Marathon season is upon us, and runners all over the country have been training for the ultimate 26.2 miles physical endurance test. The passion for running runs deep within our Orthology team so here are some of our tips from our practitioners for conquering your upcoming marathon, whether it’s your first or fifth race!

  • DO maintain your steady pace as you’re nearing the finish line. Breaking into a sprint can cause injuries.
  • DON’T train alone, if you can avoid it. It’s safer to train in a group, and it is especially helpful if you get injured and need help immediately. Joining your local running club can provide a regular schedule of training and extra motivation to stick with it. If you do head out on your own, be sure you’ve got your ID, cell phone and some cash.
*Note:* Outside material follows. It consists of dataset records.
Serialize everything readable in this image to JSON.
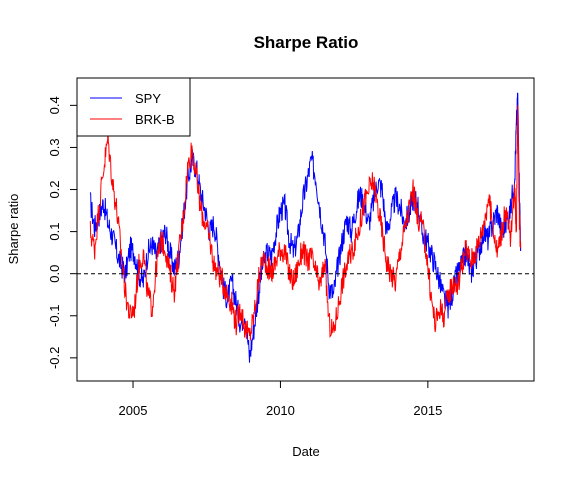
{
  "chart_data": {
    "type": "line",
    "title": "Sharpe Ratio",
    "xlabel": "Date",
    "ylabel": "Sharpe ratio",
    "xlim": [
      2003.1,
      2018.6
    ],
    "ylim": [
      -0.255,
      0.465
    ],
    "x_ticks": [
      {
        "value": 2005,
        "label": "2005"
      },
      {
        "value": 2010,
        "label": "2010"
      },
      {
        "value": 2015,
        "label": "2015"
      }
    ],
    "y_ticks": [
      {
        "value": -0.2,
        "label": "-0.2"
      },
      {
        "value": -0.1,
        "label": "-0.1"
      },
      {
        "value": 0.0,
        "label": "0.0"
      },
      {
        "value": 0.1,
        "label": "0.1"
      },
      {
        "value": 0.2,
        "label": "0.2"
      },
      {
        "value": 0.3,
        "label": "0.3"
      },
      {
        "value": 0.4,
        "label": "0.4"
      }
    ],
    "reference_line": {
      "y": 0.0,
      "style": "dashed",
      "color": "#000000"
    },
    "legend": {
      "position": "top-left"
    },
    "series": [
      {
        "name": "SPY",
        "color": "#0000FF",
        "x": [
          2003.55,
          2003.7,
          2003.85,
          2004.0,
          2004.15,
          2004.3,
          2004.45,
          2004.6,
          2004.75,
          2004.9,
          2005.05,
          2005.2,
          2005.35,
          2005.5,
          2005.65,
          2005.8,
          2005.95,
          2006.1,
          2006.25,
          2006.4,
          2006.55,
          2006.7,
          2006.85,
          2007.0,
          2007.15,
          2007.3,
          2007.45,
          2007.6,
          2007.75,
          2007.9,
          2008.05,
          2008.2,
          2008.35,
          2008.5,
          2008.65,
          2008.8,
          2008.95,
          2009.1,
          2009.25,
          2009.4,
          2009.55,
          2009.7,
          2009.85,
          2010.0,
          2010.15,
          2010.3,
          2010.45,
          2010.6,
          2010.75,
          2010.9,
          2011.05,
          2011.2,
          2011.35,
          2011.5,
          2011.65,
          2011.8,
          2011.95,
          2012.1,
          2012.25,
          2012.4,
          2012.55,
          2012.7,
          2012.85,
          2013.0,
          2013.15,
          2013.3,
          2013.45,
          2013.6,
          2013.75,
          2013.9,
          2014.05,
          2014.2,
          2014.35,
          2014.5,
          2014.65,
          2014.8,
          2014.95,
          2015.1,
          2015.25,
          2015.4,
          2015.55,
          2015.7,
          2015.85,
          2016.0,
          2016.15,
          2016.3,
          2016.45,
          2016.6,
          2016.75,
          2016.9,
          2017.05,
          2017.2,
          2017.35,
          2017.5,
          2017.65,
          2017.8,
          2017.95,
          2018.0,
          2018.05,
          2018.1,
          2018.15
        ],
        "y": [
          0.17,
          0.11,
          0.14,
          0.17,
          0.12,
          0.09,
          0.05,
          0.02,
          0.0,
          0.06,
          0.05,
          0.0,
          -0.02,
          0.05,
          0.07,
          0.04,
          0.08,
          0.1,
          0.05,
          0.01,
          0.04,
          0.13,
          0.22,
          0.27,
          0.25,
          0.19,
          0.15,
          0.1,
          0.12,
          0.05,
          -0.03,
          -0.06,
          -0.02,
          -0.07,
          -0.12,
          -0.09,
          -0.2,
          -0.13,
          -0.05,
          0.02,
          0.05,
          0.04,
          0.1,
          0.15,
          0.16,
          0.08,
          0.05,
          0.09,
          0.17,
          0.22,
          0.27,
          0.23,
          0.15,
          0.08,
          -0.03,
          -0.05,
          0.02,
          0.08,
          0.13,
          0.1,
          0.15,
          0.19,
          0.16,
          0.12,
          0.17,
          0.22,
          0.2,
          0.1,
          0.14,
          0.18,
          0.16,
          0.12,
          0.14,
          0.18,
          0.17,
          0.1,
          0.08,
          0.05,
          0.02,
          -0.02,
          -0.06,
          -0.08,
          -0.04,
          0.0,
          0.02,
          0.05,
          0.0,
          0.03,
          0.06,
          0.1,
          0.08,
          0.12,
          0.15,
          0.1,
          0.12,
          0.15,
          0.24,
          0.35,
          0.42,
          0.22,
          0.06
        ]
      },
      {
        "name": "BRK-B",
        "color": "#FF0000",
        "x": [
          2003.55,
          2003.7,
          2003.85,
          2004.0,
          2004.15,
          2004.3,
          2004.45,
          2004.6,
          2004.75,
          2004.9,
          2005.05,
          2005.2,
          2005.35,
          2005.5,
          2005.65,
          2005.8,
          2005.95,
          2006.1,
          2006.25,
          2006.4,
          2006.55,
          2006.7,
          2006.85,
          2007.0,
          2007.15,
          2007.3,
          2007.45,
          2007.6,
          2007.75,
          2007.9,
          2008.05,
          2008.2,
          2008.35,
          2008.5,
          2008.65,
          2008.8,
          2008.95,
          2009.1,
          2009.25,
          2009.4,
          2009.55,
          2009.7,
          2009.85,
          2010.0,
          2010.15,
          2010.3,
          2010.45,
          2010.6,
          2010.75,
          2010.9,
          2011.05,
          2011.2,
          2011.35,
          2011.5,
          2011.65,
          2011.8,
          2011.95,
          2012.1,
          2012.25,
          2012.4,
          2012.55,
          2012.7,
          2012.85,
          2013.0,
          2013.15,
          2013.3,
          2013.45,
          2013.6,
          2013.75,
          2013.9,
          2014.05,
          2014.2,
          2014.35,
          2014.5,
          2014.65,
          2014.8,
          2014.95,
          2015.1,
          2015.25,
          2015.4,
          2015.55,
          2015.7,
          2015.85,
          2016.0,
          2016.15,
          2016.3,
          2016.45,
          2016.6,
          2016.75,
          2016.9,
          2017.05,
          2017.2,
          2017.35,
          2017.5,
          2017.65,
          2017.8,
          2017.95,
          2018.0,
          2018.05,
          2018.1,
          2018.15
        ],
        "y": [
          0.1,
          0.06,
          0.16,
          0.25,
          0.32,
          0.22,
          0.15,
          0.05,
          -0.05,
          -0.1,
          -0.08,
          0.02,
          0.05,
          -0.05,
          -0.08,
          0.02,
          0.08,
          0.06,
          0.0,
          -0.04,
          0.05,
          0.13,
          0.25,
          0.3,
          0.23,
          0.15,
          0.12,
          0.08,
          0.02,
          0.0,
          -0.02,
          -0.05,
          -0.07,
          -0.12,
          -0.08,
          -0.13,
          -0.15,
          -0.1,
          -0.02,
          0.04,
          0.02,
          0.0,
          0.03,
          0.06,
          0.05,
          0.0,
          -0.02,
          0.02,
          0.06,
          0.03,
          0.04,
          0.0,
          -0.03,
          0.03,
          -0.12,
          -0.14,
          -0.08,
          -0.02,
          0.02,
          0.05,
          0.08,
          0.12,
          0.17,
          0.2,
          0.22,
          0.16,
          0.1,
          0.03,
          0.0,
          -0.02,
          0.05,
          0.1,
          0.15,
          0.2,
          0.13,
          0.12,
          0.05,
          -0.05,
          -0.12,
          -0.08,
          -0.1,
          -0.05,
          -0.02,
          -0.03,
          0.02,
          0.06,
          0.03,
          0.05,
          0.08,
          0.12,
          0.18,
          0.12,
          0.05,
          0.1,
          0.15,
          0.08,
          0.2,
          0.1,
          0.4,
          0.14,
          0.06
        ]
      }
    ]
  }
}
  • DON’T wear new shoes or apparel on race day. Shoes should be previously run in and comfortable but not worn out, which can affect your performance. Wearing new apparel can cause unexpected chaffing if you’ve never run in the clothes before and are unsure of the fit.
  • DO listen to your body. By engaging in body awareness, you’ll know when you’re pushing too hard, which can lead to strain and injury.
  • DON’T forget to set a target time for yourself. A target time that you would like to complete the race within is a great mental motivator. Instead of aiming to “just finish,” setting a target time can keep you focused throughout the race.